Face à un usager qui s'emporte, tout se joue dans le ton, le timing et la posture — ce qu'aucune fiche ne transmet.

Un phénomène qui touche tous les métiers au contact du public


Ce n'est plus un ressenti isolé : partout où des professionnels accueillent du public, les incivilités et les agressions verbales progressent.

À France Travail, les signalements d'incivilités ont bondi de 82 % entre 2019 et 2023, et les agressions verbales de 37 % sur la même période. En santé, l'Observatoire national des violences en santé (ONVS) a recensé une hausse de 6,7 % des signalements entre 2023 et 2024, et de 10 % pour les seules violences physiques.
En ville, l'Ordre des médecins relevait +27 % d'agressions déclarées en 2023, et les pharmaciens +30 %. Commerce, banque, transports : le même constat remonte de partout.

Une partie de cette hausse tient à une meilleure déclaration — l'ONVS le reconnaît lui-même. Mais c'est précisément la convergence de secteurs qui ne se concertent pas — soignants, agents de l'emploi, commerçants, guichetiers — qui révèle une tension sociétale de fond. L'agent au contact du public encaisse une agressivité devenue quotidienne, et il y est presque toujours seul.

Le coût ne s'arrête pas à l'incident. Un agent exposé sans préparation encaisse un stress qui s'accumule, et c'est ce stress chronique qui alimente, à terme, les risques psychosociaux (RPS), l'absentéisme et le turnover — trois indicateurs que toute direction des ressources humaines cherche aujourd'hui à maîtriser, souvent sous obligation réglementaire. Former à la désescalade, ce n'est donc pas seulement protéger l'agent dans l'instant : c'est agir sur la racine d'un problème RH coûteux.


Pourquoi la formation classique échoue précisément ici

La désescalade est une compétence relationnelle. Or l'e-learning classique se heurte à un mur sur ce terrain, pour une raison simple : son problème n'est pas le contenu, c'est l'engagement.

Un module qu'on regarde d'un œil en relevant ses mails ne crée aucune compétence comportementale. On peut comprendre en théorie qu'il faut reformuler et apaiser ; on ne sait pas le faire tant qu'on ne l'a pas éprouvé, sous tension, avec des conséquences.

C'est encore plus vrai pour une soft skill que pour un geste technique : il n'existe aucune « bonne réponse » mécanique à une agression.

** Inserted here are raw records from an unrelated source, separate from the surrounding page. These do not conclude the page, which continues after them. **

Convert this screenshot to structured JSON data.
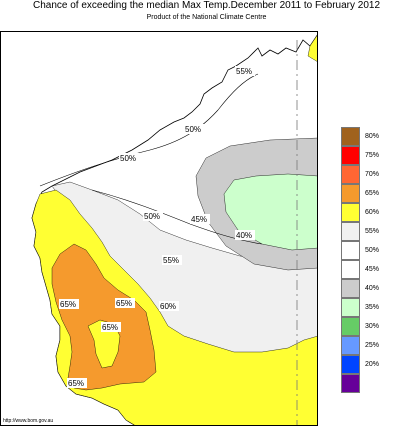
{
  "header": {
    "title": "Chance of exceeding the median Max Temp.December 2011 to February 2012",
    "subtitle": "Product of the National Climate Centre"
  },
  "footer": {
    "url": "http://www.bom.gov.au"
  },
  "map": {
    "region": "Western Australia",
    "contour_labels": [
      "55%",
      "50%",
      "50%",
      "50%",
      "45%",
      "40%",
      "55%",
      "60%",
      "65%",
      "65%",
      "65%",
      "65%"
    ],
    "colors": {
      "ocean": "#ffffff",
      "land_50": "#ffffff",
      "land_55": "#f0f0f0",
      "land_45": "#cccccc",
      "land_40": "#ccffcc",
      "land_60": "#ffff33",
      "land_65": "#f59a2d",
      "border": "#000000",
      "state_border": "#888888"
    }
  },
  "legend": {
    "items": [
      {
        "label": "80%",
        "color": "#a0621d"
      },
      {
        "label": "75%",
        "color": "#ff0000"
      },
      {
        "label": "70%",
        "color": "#ff6633"
      },
      {
        "label": "65%",
        "color": "#f59a2d"
      },
      {
        "label": "60%",
        "color": "#ffff33"
      },
      {
        "label": "55%",
        "color": "#f0f0f0"
      },
      {
        "label": "50%",
        "color": "#ffffff"
      },
      {
        "label": "45%",
        "color": "#ffffff"
      },
      {
        "label": "40%",
        "color": "#cccccc"
      },
      {
        "label": "35%",
        "color": "#ccffcc"
      },
      {
        "label": "30%",
        "color": "#66cc66"
      },
      {
        "label": "25%",
        "color": "#6699ff"
      },
      {
        "label": "20%",
        "color": "#0044ff"
      },
      {
        "label": "",
        "color": "#660099"
      }
    ]
  }
}
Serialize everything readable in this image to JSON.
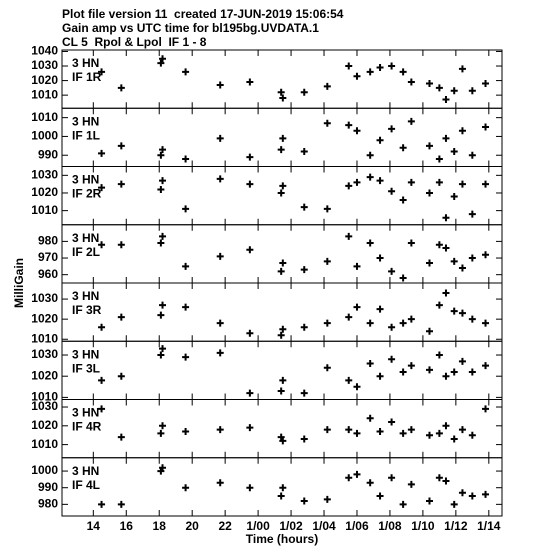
{
  "header": {
    "lines": [
      "Plot file version 11  created 17-JUN-2019 15:06:54",
      "Gain amp vs UTC time for bl195bg.UVDATA.1",
      "CL 5  Rpol & Lpol  IF 1 - 8"
    ]
  },
  "y_label": "MilliGain",
  "x_axis": {
    "label": "Time (hours)",
    "xlim": [
      12.1,
      38.8
    ],
    "xticks": [
      14,
      16,
      18,
      20,
      22,
      {
        "value": 24,
        "label": "1/00"
      },
      {
        "value": 26,
        "label": "1/02"
      },
      {
        "value": 28,
        "label": "1/04"
      },
      {
        "value": 30,
        "label": "1/06"
      },
      {
        "value": 32,
        "label": "1/08"
      },
      {
        "value": 34,
        "label": "1/10"
      },
      {
        "value": 36,
        "label": "1/12"
      },
      {
        "value": 38,
        "label": "1/14"
      }
    ]
  },
  "chart_data": [
    {
      "type": "scatter",
      "label": [
        "3 HN",
        "IF 1R"
      ],
      "ylim": [
        1001,
        1041
      ],
      "yticks": [
        1010,
        1020,
        1030,
        1040
      ],
      "x": [
        14.5,
        15.7,
        18.1,
        18.2,
        19.6,
        21.7,
        23.5,
        25.4,
        25.5,
        26.8,
        28.2,
        29.5,
        30.0,
        30.8,
        31.4,
        32.1,
        32.8,
        33.3,
        34.4,
        35.0,
        35.4,
        35.9,
        36.4,
        37.0,
        37.8
      ],
      "values": [
        1026,
        1015,
        1032,
        1035,
        1026,
        1017,
        1019,
        1012,
        1008,
        1012,
        1016,
        1030,
        1023,
        1026,
        1029,
        1030,
        1026,
        1019,
        1018,
        1015,
        1007,
        1013,
        1028,
        1013,
        1018
      ]
    },
    {
      "type": "scatter",
      "label": [
        "3 HN",
        "IF 1L"
      ],
      "ylim": [
        984,
        1015
      ],
      "yticks": [
        990,
        1000,
        1010
      ],
      "x": [
        14.5,
        15.7,
        18.1,
        18.2,
        19.6,
        21.7,
        23.5,
        25.4,
        25.5,
        26.8,
        28.2,
        29.5,
        30.0,
        30.8,
        31.4,
        32.1,
        32.8,
        33.3,
        34.4,
        35.0,
        35.4,
        35.9,
        36.4,
        37.0,
        37.8
      ],
      "values": [
        991,
        995,
        990,
        993,
        988,
        999,
        989,
        993,
        999,
        992,
        1007,
        1006,
        1003,
        990,
        998,
        1004,
        994,
        1008,
        995,
        988,
        999,
        992,
        1003,
        990,
        1005
      ]
    },
    {
      "type": "scatter",
      "label": [
        "3 HN",
        "IF 2R"
      ],
      "ylim": [
        1002,
        1035
      ],
      "yticks": [
        1010,
        1020,
        1030
      ],
      "x": [
        14.5,
        15.7,
        18.1,
        18.2,
        19.6,
        21.7,
        23.5,
        25.4,
        25.5,
        26.8,
        28.2,
        29.5,
        30.0,
        30.8,
        31.4,
        32.1,
        32.8,
        33.3,
        34.4,
        35.0,
        35.4,
        35.9,
        36.4,
        37.0,
        37.8
      ],
      "values": [
        1023,
        1025,
        1022,
        1027,
        1011,
        1028,
        1025,
        1020,
        1024,
        1012,
        1011,
        1024,
        1026,
        1029,
        1027,
        1021,
        1016,
        1026,
        1020,
        1026,
        1006,
        1018,
        1025,
        1008,
        1025
      ]
    },
    {
      "type": "scatter",
      "label": [
        "3 HN",
        "IF 2L"
      ],
      "ylim": [
        955,
        990
      ],
      "yticks": [
        960,
        970,
        980
      ],
      "x": [
        14.5,
        15.7,
        18.1,
        18.2,
        19.6,
        21.7,
        23.5,
        25.4,
        25.5,
        26.8,
        28.2,
        29.5,
        30.0,
        30.8,
        31.4,
        32.1,
        32.8,
        33.3,
        34.4,
        35.0,
        35.4,
        35.9,
        36.4,
        37.0,
        37.8
      ],
      "values": [
        978,
        978,
        979,
        983,
        965,
        971,
        975,
        962,
        967,
        963,
        968,
        983,
        965,
        979,
        970,
        962,
        958,
        979,
        967,
        978,
        976,
        968,
        964,
        970,
        972
      ]
    },
    {
      "type": "scatter",
      "label": [
        "3 HN",
        "IF 3R"
      ],
      "ylim": [
        1009,
        1038
      ],
      "yticks": [
        1010,
        1020,
        1030
      ],
      "x": [
        14.5,
        15.7,
        18.1,
        18.2,
        19.6,
        21.7,
        23.5,
        25.4,
        25.5,
        26.8,
        28.2,
        29.5,
        30.0,
        30.8,
        31.4,
        32.1,
        32.8,
        33.3,
        34.4,
        35.0,
        35.4,
        35.9,
        36.4,
        37.0,
        37.8
      ],
      "values": [
        1016,
        1021,
        1022,
        1027,
        1026,
        1018,
        1013,
        1012,
        1015,
        1016,
        1018,
        1021,
        1026,
        1018,
        1025,
        1016,
        1018,
        1020,
        1014,
        1027,
        1033,
        1024,
        1023,
        1020,
        1018
      ]
    },
    {
      "type": "scatter",
      "label": [
        "3 HN",
        "IF 3L"
      ],
      "ylim": [
        1009,
        1036.5
      ],
      "yticks": [
        1010,
        1020,
        1030
      ],
      "x": [
        14.5,
        15.7,
        18.1,
        18.2,
        19.6,
        21.7,
        23.5,
        25.4,
        25.5,
        26.8,
        28.2,
        29.5,
        30.0,
        30.8,
        31.4,
        32.1,
        32.8,
        33.3,
        34.4,
        35.0,
        35.4,
        35.9,
        36.4,
        37.0,
        37.8
      ],
      "values": [
        1018,
        1020,
        1030,
        1033,
        1029,
        1031,
        1012,
        1013,
        1018,
        1012,
        1024,
        1018,
        1015,
        1026,
        1020,
        1028,
        1022,
        1025,
        1023,
        1030,
        1020,
        1022,
        1027,
        1022,
        1025
      ]
    },
    {
      "type": "scatter",
      "label": [
        "3 HN",
        "IF 4R"
      ],
      "ylim": [
        1003,
        1034
      ],
      "yticks": [
        1010,
        1020,
        1030
      ],
      "x": [
        14.5,
        15.7,
        18.1,
        18.2,
        19.6,
        21.7,
        23.5,
        25.4,
        25.5,
        26.8,
        28.2,
        29.5,
        30.0,
        30.8,
        31.4,
        32.1,
        32.8,
        33.3,
        34.4,
        35.0,
        35.4,
        35.9,
        36.4,
        37.0,
        37.8
      ],
      "values": [
        1029,
        1014,
        1016,
        1020,
        1017,
        1018,
        1019,
        1014,
        1012,
        1013,
        1018,
        1018,
        1016,
        1024,
        1017,
        1022,
        1016,
        1018,
        1015,
        1016,
        1020,
        1013,
        1018,
        1015,
        1029
      ]
    },
    {
      "type": "scatter",
      "label": [
        "3 HN",
        "IF 4L"
      ],
      "ylim": [
        973,
        1008
      ],
      "yticks": [
        980,
        990,
        1000
      ],
      "x": [
        14.5,
        15.7,
        18.1,
        18.2,
        19.6,
        21.7,
        23.5,
        25.4,
        25.5,
        26.8,
        28.2,
        29.5,
        30.0,
        30.8,
        31.4,
        32.1,
        32.8,
        33.3,
        34.4,
        35.0,
        35.4,
        35.9,
        36.4,
        37.0,
        37.8
      ],
      "values": [
        980,
        980,
        1000,
        1002,
        990,
        993,
        990,
        985,
        990,
        982,
        983,
        996,
        998,
        993,
        985,
        996,
        980,
        992,
        982,
        996,
        994,
        980,
        987,
        985,
        986
      ]
    }
  ]
}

Ce qui se joue, c'est le ton, le timing, la posture, la capacité à rester maître de soi quand l'autre ne l'est plus. Cela ne se transmet pas par une vidéo.

Cela s'apprend par l'entraînement répété en situation — ce que seule la simulation rend possible à grande échelle, sans exposer l'agent à un risque réel.


La réponse : s'entraîner en situation, par l'immersive learning


La simulation immersive place l'agent en première personne face à un interlocuteur qui hausse le ton. Il n'observe pas une scène : il la vit, et ses réactions font monter ou redescendre la tension en temps réel.

C'est ce qui ancre l'apprentissage — une situation vécue se retient comme une expérience, pas comme une fiche. Cette efficacité repose sur une mécanique pédagogique précise, que nous développons depuis nos premiers projets immersifs : le story acting (rendre la main à l'apprenant pour qu'il devienne l'acteur de ses conséquences) articulé avec les méthodes pédagogiques éprouvées que sont la taxonomie de Bloom, le triangle de Houssaye et la méthode FALC. Le détail de cette articulation est développé dans notre article de fond sur les quatre leviers de l'immersive learning.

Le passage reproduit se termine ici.